Death of a Dyer; A Mystery by Eleanor Kuhns --- 341 pages
The writer is a librarian in Orange County, New York. Her first novel, A Simple Murder, featuring itinerent Colonial weaver Will Rees of the fictional town of Dugard, Maine, won the Mystery Writers of America First Crime Novel Award in 2011 and many positive reviews.
In her second book, Will and his son David and Lydia, the Shaker woman who helped him solve the murder and was subsequently cast out of the Shaker community, have returned to the family farm. Will is trying to re-establish a relationship with his son, and wondering if there is a future together for himself and Lydia, when he receives word that a childhood friend has been found murdered. Although Will and Nate Bowditch have been estranged for years, he is shocked and saddened by his death, and readily agrees to help find his murderer. Circumstances point to Nate's impetuous son, Richard, known to be furious with Nate's strange refusal to countenance Richard's choice of a bride.

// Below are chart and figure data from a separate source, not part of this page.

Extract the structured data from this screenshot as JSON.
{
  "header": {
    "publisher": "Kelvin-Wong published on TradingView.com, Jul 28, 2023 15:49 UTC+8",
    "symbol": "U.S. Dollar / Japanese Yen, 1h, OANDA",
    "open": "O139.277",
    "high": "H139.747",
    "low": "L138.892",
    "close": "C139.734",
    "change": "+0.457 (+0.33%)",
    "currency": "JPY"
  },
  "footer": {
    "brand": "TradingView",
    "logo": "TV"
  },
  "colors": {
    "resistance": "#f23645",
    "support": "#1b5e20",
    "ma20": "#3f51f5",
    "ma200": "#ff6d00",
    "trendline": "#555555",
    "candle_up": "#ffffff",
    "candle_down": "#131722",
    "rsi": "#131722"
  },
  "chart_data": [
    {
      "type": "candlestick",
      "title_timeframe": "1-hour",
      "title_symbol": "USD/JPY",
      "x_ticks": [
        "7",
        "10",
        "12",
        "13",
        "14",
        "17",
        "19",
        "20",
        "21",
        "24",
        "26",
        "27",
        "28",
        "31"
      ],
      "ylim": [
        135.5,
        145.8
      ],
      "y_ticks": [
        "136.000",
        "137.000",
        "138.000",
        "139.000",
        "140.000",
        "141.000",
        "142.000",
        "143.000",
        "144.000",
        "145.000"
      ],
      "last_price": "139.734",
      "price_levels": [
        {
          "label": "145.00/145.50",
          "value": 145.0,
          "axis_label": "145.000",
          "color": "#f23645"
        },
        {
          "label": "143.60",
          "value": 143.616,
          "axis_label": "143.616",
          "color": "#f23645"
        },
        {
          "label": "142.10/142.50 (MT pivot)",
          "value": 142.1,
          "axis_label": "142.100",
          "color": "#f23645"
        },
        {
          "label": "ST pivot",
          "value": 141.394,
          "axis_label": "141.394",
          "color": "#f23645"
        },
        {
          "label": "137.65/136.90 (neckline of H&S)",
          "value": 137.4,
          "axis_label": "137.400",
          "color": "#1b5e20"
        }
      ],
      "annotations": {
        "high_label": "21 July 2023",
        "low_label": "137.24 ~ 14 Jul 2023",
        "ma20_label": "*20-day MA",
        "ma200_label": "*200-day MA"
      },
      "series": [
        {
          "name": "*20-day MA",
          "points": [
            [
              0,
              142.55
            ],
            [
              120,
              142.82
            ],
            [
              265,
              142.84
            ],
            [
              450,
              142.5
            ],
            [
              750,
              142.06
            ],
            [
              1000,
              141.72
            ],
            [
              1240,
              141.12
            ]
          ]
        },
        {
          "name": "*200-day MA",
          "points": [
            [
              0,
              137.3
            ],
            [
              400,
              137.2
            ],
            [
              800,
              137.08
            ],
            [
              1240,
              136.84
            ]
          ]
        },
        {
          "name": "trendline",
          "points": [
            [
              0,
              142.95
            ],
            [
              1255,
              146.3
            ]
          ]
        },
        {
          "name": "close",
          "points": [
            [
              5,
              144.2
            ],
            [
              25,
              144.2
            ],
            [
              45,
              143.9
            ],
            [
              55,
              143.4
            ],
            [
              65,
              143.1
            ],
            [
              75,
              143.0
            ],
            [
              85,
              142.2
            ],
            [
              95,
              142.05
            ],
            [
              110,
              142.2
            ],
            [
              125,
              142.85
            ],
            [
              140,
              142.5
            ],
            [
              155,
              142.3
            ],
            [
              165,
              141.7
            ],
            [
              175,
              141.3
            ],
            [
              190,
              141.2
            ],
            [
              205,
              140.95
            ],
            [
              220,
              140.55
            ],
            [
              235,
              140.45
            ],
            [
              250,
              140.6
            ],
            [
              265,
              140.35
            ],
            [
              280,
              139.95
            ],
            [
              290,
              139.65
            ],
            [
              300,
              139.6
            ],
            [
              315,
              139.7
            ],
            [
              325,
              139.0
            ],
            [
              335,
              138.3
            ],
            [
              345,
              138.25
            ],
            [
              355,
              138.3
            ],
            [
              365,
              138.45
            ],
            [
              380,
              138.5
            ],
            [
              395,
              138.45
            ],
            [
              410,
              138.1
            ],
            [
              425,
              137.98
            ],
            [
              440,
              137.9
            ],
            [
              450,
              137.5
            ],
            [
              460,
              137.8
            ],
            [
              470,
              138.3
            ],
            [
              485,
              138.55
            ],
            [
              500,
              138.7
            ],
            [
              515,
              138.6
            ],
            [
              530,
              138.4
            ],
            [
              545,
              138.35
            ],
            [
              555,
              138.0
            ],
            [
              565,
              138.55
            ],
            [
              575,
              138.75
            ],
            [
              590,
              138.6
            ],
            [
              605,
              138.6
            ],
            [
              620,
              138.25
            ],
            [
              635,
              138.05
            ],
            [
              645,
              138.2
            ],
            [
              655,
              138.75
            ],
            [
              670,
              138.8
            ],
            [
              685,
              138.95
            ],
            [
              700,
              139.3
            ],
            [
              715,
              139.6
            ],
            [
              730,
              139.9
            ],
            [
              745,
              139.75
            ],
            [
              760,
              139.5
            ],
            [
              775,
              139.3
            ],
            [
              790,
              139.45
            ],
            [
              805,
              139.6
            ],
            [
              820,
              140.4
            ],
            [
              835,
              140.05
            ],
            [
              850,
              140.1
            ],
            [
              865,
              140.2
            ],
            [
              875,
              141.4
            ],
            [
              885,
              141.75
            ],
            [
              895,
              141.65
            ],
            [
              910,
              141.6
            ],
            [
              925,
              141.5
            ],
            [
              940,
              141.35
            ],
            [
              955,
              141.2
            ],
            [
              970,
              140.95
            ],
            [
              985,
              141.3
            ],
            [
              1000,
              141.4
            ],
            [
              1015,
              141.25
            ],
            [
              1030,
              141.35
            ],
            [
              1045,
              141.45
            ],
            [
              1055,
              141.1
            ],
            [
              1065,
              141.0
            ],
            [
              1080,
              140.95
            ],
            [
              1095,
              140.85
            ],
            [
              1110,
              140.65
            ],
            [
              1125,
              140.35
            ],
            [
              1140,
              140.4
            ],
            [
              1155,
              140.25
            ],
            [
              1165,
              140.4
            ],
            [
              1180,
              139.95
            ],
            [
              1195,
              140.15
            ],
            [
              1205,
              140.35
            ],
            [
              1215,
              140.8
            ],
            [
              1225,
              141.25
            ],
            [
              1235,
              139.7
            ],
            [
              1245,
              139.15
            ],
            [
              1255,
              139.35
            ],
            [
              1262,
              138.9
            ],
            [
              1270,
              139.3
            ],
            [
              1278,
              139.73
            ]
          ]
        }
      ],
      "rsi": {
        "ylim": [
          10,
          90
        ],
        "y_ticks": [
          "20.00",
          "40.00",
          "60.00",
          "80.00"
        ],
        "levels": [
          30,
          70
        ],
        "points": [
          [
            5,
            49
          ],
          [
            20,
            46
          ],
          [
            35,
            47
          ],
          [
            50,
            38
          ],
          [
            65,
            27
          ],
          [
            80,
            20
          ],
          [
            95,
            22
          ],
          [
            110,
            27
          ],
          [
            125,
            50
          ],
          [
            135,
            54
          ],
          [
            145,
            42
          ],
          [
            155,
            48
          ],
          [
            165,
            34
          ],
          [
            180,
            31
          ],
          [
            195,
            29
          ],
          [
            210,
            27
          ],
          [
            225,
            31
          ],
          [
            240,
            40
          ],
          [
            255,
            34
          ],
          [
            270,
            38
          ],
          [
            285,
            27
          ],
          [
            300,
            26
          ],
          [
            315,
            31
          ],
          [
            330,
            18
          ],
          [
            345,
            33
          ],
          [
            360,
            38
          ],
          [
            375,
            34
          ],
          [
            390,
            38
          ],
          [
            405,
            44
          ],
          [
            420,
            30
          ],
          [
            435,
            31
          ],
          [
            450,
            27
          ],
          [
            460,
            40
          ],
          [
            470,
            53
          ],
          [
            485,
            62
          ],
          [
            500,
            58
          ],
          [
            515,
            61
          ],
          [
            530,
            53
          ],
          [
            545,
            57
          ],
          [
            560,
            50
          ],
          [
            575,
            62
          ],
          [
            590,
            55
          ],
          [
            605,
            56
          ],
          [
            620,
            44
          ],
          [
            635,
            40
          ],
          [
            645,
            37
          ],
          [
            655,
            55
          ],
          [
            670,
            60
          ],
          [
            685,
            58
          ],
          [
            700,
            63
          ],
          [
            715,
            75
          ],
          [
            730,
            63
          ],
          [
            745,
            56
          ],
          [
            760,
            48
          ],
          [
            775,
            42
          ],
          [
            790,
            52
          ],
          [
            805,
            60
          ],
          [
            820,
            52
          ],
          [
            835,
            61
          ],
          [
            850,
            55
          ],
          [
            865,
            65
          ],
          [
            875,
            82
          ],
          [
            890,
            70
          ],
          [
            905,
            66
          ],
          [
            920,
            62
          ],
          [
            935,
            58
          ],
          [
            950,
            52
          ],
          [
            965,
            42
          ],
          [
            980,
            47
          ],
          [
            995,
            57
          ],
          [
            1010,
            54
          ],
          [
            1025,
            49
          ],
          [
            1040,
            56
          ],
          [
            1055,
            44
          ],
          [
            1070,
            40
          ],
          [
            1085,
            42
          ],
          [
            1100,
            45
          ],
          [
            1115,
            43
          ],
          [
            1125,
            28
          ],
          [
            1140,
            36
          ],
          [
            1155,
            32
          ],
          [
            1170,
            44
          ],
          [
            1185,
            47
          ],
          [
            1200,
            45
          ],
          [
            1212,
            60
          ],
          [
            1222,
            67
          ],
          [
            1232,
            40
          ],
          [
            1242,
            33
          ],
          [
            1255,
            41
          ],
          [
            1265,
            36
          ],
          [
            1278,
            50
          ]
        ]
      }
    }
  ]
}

But Rees quickly discovers that everyone at the Bowditch farm, and all of Nate's friends and acquaintances in Dugard, seem to be obstructing his investigation for reasons of their own. Each in turn proves to have some motive for murder --- but which among them actually turned thought into deed?
Kuhn has done a good job of researching her period, and plotting her tale, but still needs to work on making her characters believable to their time and place, rather than modern characters enacting a period drama.